À moitié endormi contre le mur, j'avais compris que quelqu'un me secouait. Lorsque j'avais levé les yeux, ils avaient rencontré ceux de ma cousine qui me fixait, inquiète. Aussitôt, je m'étais senti soulagé : elle allait bien et n'avait pas été arrêtée. Personne ne savait ce que les allemands faisaient à ceux qu'ils emmenaient, mais tous nous doutions de ne rien avoir à leur envier.

Jetant des regards affolés autour d'elle, elle m'avait demandé, à voix basse :

- Qu'est-ce que tu fais éveillé à cette heure-ci ?

- Je t'attendais.

Son visage, se couvrant d'un profond agacement, demeurait très éloigné de la réaction escomptée.

- Va dormir, m'avait-elle ordonné. À moins que tu n'aies besoin d'une histoire pour trouver le sommeil ?

Agacé, irrité par cet affront plus que ne souhaitais l'admettre, je m'étais senti rougir et n'avais pu m'empêcher de prier pour que, dans le noir, elle n'avait pas été en mesure de s'en apercevoir. Cependant, je n'avais aucun moyen d'obtenir la réponse pour enfin faire cesser ce trouble. J'avais répliqué en parlant fort (comme toute personne réveillée à minuit, dépourvue de l'entièreté de ses connections neuronales) :

- Pourquoi es-tu sortie ? Ça ne va pas ? Tu sais qu'il y a un couvre-feu, au moins ?

- Tais-toi ! avait ordonné ma cousine avec une panique qui n'avait pas suffi à me faire taire.

- Réponds-moi !

Me faisant mal, elle s'était emparée de mon poignet et, avec force, m'avait fait entrer dans sa chambre - celle de ma sœur pour être exact. Après m'avoir plaqué au mur, elle m'avait interrogé longuement. Qu'est-ce que je savais ? Pourquoi l'avais-je attendue ? Allai-je tout raconter à mes parents ?

À cette dernière question, j'avais répondu avec fermeté que c'était hors de question, à condition que ça ne se reproduise plus. M'entendant parler, j'avais l'impression d'avoir agi comme mon père l'aurait fait, et je ne savais pas vraiment quoi en penser.
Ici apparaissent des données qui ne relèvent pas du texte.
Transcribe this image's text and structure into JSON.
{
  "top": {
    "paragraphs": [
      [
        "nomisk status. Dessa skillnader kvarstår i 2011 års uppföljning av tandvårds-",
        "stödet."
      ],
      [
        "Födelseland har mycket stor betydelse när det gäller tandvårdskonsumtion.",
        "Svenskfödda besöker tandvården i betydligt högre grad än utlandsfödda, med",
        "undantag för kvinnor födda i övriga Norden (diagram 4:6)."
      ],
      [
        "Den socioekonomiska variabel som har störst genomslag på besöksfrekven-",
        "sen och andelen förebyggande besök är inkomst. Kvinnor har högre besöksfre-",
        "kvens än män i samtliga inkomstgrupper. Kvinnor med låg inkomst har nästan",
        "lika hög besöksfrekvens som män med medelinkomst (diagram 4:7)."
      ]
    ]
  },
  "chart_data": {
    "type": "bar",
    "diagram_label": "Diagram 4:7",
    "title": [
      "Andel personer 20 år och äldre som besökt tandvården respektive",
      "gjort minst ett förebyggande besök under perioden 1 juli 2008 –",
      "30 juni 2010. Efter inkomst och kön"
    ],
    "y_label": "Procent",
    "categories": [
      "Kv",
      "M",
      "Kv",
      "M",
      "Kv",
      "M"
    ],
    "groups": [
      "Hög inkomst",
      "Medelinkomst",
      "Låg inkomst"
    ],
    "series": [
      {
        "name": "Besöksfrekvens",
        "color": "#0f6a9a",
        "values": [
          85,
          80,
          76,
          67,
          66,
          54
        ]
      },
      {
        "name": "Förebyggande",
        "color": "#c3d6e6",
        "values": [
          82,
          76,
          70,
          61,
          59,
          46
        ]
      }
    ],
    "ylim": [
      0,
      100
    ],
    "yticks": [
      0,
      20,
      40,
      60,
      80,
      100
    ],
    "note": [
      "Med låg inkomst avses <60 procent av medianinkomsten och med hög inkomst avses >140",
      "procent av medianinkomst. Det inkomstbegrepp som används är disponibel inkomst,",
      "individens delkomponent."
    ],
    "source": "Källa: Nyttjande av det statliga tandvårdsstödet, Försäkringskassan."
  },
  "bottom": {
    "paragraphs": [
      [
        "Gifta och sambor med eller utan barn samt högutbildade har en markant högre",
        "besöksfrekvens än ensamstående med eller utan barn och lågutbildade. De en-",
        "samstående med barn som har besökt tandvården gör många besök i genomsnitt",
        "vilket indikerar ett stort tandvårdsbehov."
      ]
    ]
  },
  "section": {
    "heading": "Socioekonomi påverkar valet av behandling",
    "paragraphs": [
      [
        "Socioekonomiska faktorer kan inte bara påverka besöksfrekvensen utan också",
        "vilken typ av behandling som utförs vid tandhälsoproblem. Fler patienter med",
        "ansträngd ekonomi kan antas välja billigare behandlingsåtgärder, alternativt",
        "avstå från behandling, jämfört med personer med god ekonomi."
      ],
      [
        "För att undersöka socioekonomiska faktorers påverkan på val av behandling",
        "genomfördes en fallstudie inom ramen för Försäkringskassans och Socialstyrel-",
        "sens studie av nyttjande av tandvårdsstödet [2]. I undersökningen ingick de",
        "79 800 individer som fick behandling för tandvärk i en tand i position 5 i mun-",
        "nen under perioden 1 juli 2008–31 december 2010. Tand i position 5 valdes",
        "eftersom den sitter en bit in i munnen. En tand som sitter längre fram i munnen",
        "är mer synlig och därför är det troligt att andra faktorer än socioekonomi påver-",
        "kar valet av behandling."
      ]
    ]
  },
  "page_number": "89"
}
Si je considérais qu'il s'agissait simplement de conserver des valeurs tout-à-fait admirables telles que la confiance régnant au sein d'une famille ou le désir de la protéger, aujourd'hui j'en suis moins sûr. »


- Gabriel -

« 01 h 45.

J'avais marché dans les rues des heures durant. Les volets baissés, les rues vides, le faible éclairage, tout témoignait de l'heure tardive. Pourtant, je déambulais, les mains dans les poches, à la recherche, comme à chaque fois que le besoin d'argent devenait trop grand, d'une pierre égarée.
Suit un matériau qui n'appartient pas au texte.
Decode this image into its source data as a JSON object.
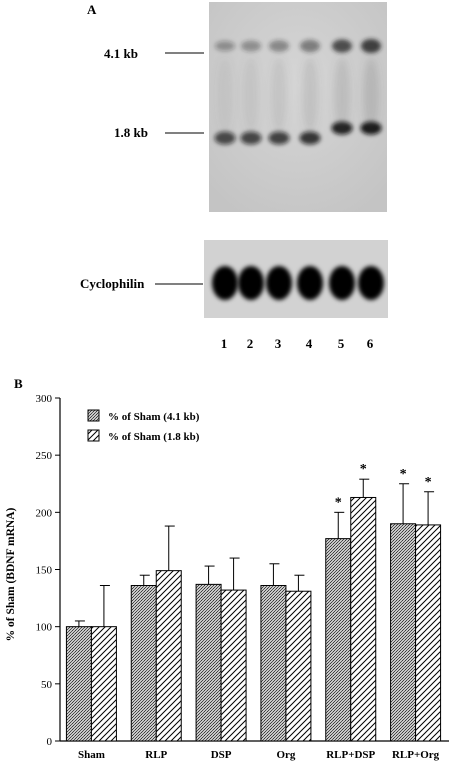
{
  "panel_a": {
    "label": "A",
    "marker_upper": "4.1 kb",
    "marker_lower": "1.8 kb",
    "cyclophilin_label": "Cyclophilin",
    "lane_numbers": [
      "1",
      "2",
      "3",
      "4",
      "5",
      "6"
    ]
  },
  "panel_b": {
    "label": "B"
  },
  "chart_data": {
    "type": "bar",
    "categories": [
      "Sham",
      "RLP",
      "DSP",
      "Org",
      "RLP+DSP",
      "RLP+Org"
    ],
    "series": [
      {
        "name": "% of Sham (4.1 kb)",
        "values": [
          100,
          136,
          137,
          136,
          177,
          190
        ],
        "error": [
          5,
          9,
          16,
          19,
          23,
          35
        ],
        "pattern": "crosshatch"
      },
      {
        "name": "% of Sham (1.8 kb)",
        "values": [
          100,
          149,
          132,
          131,
          213,
          189
        ],
        "error": [
          36,
          39,
          28,
          14,
          16,
          29
        ],
        "pattern": "diagonal"
      }
    ],
    "significance": [
      [
        "",
        "",
        "",
        "",
        "*",
        "*"
      ],
      [
        "",
        "",
        "",
        "",
        "*",
        "*"
      ]
    ],
    "ylabel": "% of Sham (BDNF mRNA)",
    "xlabel": "",
    "ylim": [
      0,
      300
    ],
    "yticks": [
      0,
      50,
      100,
      150,
      200,
      250,
      300
    ],
    "legend_position": "top-left",
    "grid": false
  }
}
J'avais fini par trouver, au pied d'un arbre planté au bord de la route, sous la neige, un pavé que j'étais parvenu à retirer sans avoir besoin de forcer. Je m'en étais emparé et avais poursuivi ma route à la recherche d'une vitrine digne d'intérêt.

Peu après, j'étais parvenu devant l'une d'elles. Un boutique de bijoux. Sans parvenir à empêcher un sourire d'étirer mes lèvres, j'avais pensé : « Voilà qui fera l'affaire. » Seulement, une caméra de surveillance était installée. Pour calmer mon cœur et mes pensées défaitistes, j'avais pris une grande inspiration.

Pas de problème.

Mon ennemie se situant au coin de la rue, son œil attentif scrutant le moindre mouvement, le moindre signe de faiblesse de ma part, j'avais usé d'une de mes méthodes habituelles. J'étais passé devant elle en toute tranquillité, me félicitant d'avoir un tel cerveau – considère ça avec ironie. Aidé par le rebord de la fenêtre et la gouttière, le bras tendu, le pavé dans la main, j'étais prêt à frapper.